The information provided in this article is for educational and informational purposes only and does not constitute professional financial, tax, or legal advice. Tax laws and regulations are subject to change. We strongly recommend consulting with a qualified Chartered Accountant (CA) or tax professional before making any decisions based on this content.

Frequently Asked Questions

What is the TDS rate on rent paid to an NRI in 2025?

Under Section 195 of the Income-tax Act, 1961, the TDS rate on rent paid to an NRI is 30% plus applicable surcharge and a 4% health and education cess, making the effective rate 31.2% or higher. This applies to the gross rent amount without any threshold.

Which form should be used for TDS on rent to an NRI, Form 26Q or 27Q?

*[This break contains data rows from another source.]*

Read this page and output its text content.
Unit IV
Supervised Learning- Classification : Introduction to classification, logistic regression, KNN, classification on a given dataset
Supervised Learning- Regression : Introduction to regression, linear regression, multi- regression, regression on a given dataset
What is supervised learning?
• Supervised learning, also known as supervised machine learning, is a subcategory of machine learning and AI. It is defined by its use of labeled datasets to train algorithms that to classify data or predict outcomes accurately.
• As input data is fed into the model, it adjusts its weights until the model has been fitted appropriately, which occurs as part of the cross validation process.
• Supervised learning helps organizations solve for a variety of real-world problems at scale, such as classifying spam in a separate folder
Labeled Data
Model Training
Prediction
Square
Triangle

The correct form is Form 27Q. It is the mandatory quarterly TDS return for all non-salary payments made to Non-Resident Indians. Using Form 26Q, which is for residents, is a compliance error.

How can an NRI landlord reduce the high 31.2% TDS on rental income?

An NRI can reduce the TDS rate in two ways: 1) By providing a Tax Residency Certificate (TRC) and Form 10F to the tenant to claim a lower rate under a Double Taxation Avoidance Agreement (DTAA). 2) By applying to the Assessing Officer in Form 13 for a lower or nil TDS certificate if their total income in India is below the taxable limit.